“Rain, Hail, and Snow”

A Massachusetts paper says that Isaiah Thomas, the almanac-maker, when preparing the ‘annual’ of 1780, being asked by one of his boys what he should put in opposite July 13th, for weather predictions (a date overlooked), he replied ‘anything, anything.’ The boy returned to the office and set up ‘Rain, hail, and snow.’ The country was all amazed when the day came, for it actually rained, hailed, and snowed violently.

Bizarre Notes & Queries, March 1887

Monte Verde

In 1975, a veterinary student came across a curious bone in south-central Chile, about 36 miles east of the Pacific. It proved to be that of a mastodon, and as archaeologists explored the discovery site, they found the remains of ancient hearths, a brazier pit, and a 20-foot tentlike structure made of wood and animal hides.

The site is estimated to be 12,500 years old. If that’s accurate, these people occupied Chile a full millennium before humans are generally thought to have colonized the Americas. Who were they?

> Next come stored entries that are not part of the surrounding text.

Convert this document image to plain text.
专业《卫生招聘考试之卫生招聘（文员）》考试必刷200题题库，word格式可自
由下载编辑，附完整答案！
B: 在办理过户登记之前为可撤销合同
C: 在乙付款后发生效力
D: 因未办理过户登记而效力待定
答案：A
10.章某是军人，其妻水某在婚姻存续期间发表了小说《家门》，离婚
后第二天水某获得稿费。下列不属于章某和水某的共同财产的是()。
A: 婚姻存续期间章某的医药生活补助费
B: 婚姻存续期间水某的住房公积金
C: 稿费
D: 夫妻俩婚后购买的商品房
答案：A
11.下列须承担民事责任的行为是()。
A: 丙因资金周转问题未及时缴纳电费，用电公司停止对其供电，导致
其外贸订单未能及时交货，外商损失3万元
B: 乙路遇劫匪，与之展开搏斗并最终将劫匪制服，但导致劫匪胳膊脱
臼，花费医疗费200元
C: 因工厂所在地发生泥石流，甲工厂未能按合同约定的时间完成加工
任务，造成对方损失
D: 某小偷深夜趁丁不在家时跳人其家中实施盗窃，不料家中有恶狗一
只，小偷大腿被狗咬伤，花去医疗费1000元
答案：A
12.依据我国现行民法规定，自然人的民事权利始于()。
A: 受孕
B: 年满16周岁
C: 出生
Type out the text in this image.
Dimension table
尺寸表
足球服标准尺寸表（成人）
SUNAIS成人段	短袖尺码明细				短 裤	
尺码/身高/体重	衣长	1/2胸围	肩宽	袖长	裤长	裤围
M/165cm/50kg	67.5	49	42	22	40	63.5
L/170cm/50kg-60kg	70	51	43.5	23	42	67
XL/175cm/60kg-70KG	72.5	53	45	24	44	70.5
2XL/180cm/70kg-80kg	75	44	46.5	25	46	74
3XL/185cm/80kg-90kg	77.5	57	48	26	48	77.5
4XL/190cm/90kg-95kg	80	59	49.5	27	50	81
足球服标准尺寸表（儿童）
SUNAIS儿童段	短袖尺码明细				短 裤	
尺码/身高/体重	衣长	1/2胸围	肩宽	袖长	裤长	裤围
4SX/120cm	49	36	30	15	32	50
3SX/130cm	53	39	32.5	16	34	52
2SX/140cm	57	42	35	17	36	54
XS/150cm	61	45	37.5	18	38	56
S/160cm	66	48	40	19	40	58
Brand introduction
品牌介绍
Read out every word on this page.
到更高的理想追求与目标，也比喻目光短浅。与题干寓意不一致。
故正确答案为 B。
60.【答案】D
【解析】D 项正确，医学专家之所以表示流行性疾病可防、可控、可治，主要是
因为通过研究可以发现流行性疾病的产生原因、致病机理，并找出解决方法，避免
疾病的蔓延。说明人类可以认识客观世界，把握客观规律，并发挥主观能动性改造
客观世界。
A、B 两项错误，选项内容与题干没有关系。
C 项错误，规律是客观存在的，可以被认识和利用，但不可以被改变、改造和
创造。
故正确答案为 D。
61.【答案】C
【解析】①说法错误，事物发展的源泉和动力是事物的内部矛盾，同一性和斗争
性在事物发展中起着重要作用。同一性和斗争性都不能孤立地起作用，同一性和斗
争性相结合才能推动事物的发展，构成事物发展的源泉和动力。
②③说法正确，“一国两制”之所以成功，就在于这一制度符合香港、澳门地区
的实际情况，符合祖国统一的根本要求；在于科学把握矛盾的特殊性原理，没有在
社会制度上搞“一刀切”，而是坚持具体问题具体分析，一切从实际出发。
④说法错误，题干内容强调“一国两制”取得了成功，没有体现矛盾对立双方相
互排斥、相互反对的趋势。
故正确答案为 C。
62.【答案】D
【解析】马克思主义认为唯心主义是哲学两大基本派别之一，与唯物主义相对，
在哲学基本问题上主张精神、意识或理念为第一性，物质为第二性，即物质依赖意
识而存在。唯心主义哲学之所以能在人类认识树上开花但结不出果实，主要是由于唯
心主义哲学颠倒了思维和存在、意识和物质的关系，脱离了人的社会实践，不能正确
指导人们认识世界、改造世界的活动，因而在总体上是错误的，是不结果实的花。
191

“That Apparition, Sole of Men”

On June 15, 1822, Jane Williams claimed to have seen a doppelgänger of her friend Percy Bysshe Shelley. Two, in fact. Mary Shelley described the episode in a letter:

She was standing one day … at a window that looked on the Terrace with [Edward] Trelawny — it was day — she saw as she thought Shelley pass by the window, as he often was then, without a coat or jacket — he passed again — now as he passed both times the same way — and as from the side towards which he went each time there was no way to get back except past the window again (except over a wall twenty feet from the ground) she was struck at seeing him pass twice thus & looked out & seeing him no more she cried — ‘Good God can Shelley have leapt from the wall? Where can he be gone?’ Shelley, said Trelawny — ‘No Shelley has past — What do you mean?’ Trelawny says that she trembled exceedingly when she heard this & it proved indeed that Shelley had never been on the terrace & was far off at the time she saw him.

Two weeks later, Shelley drowned in the Bay of Spezia.

Trick or Treat

Dorothy Parker once attended a Halloween party where she noticed a group of people around a tub of water. She asked what they were doing and was told they were ducking for apples.

“There, but for a typographical error,” she said, “is the story of my life.”

Showoff

Christian Henry Heinecken, born at Lubeck, in 1721, spoke his mother tongue fluently at ten months of age; at one year old he knew the principal events of the Pentateuch; in two months more he was master of the entire histories of the Old and New Testaments; at two years and a half he answered the principal questions of geography, and in ancient and modern history. He spoke Latin, French, German, and Dutch with facility before the commencement of his fourth year. His constitution was so delicate that he was not weaned till a few months before his death which occurred in 1725.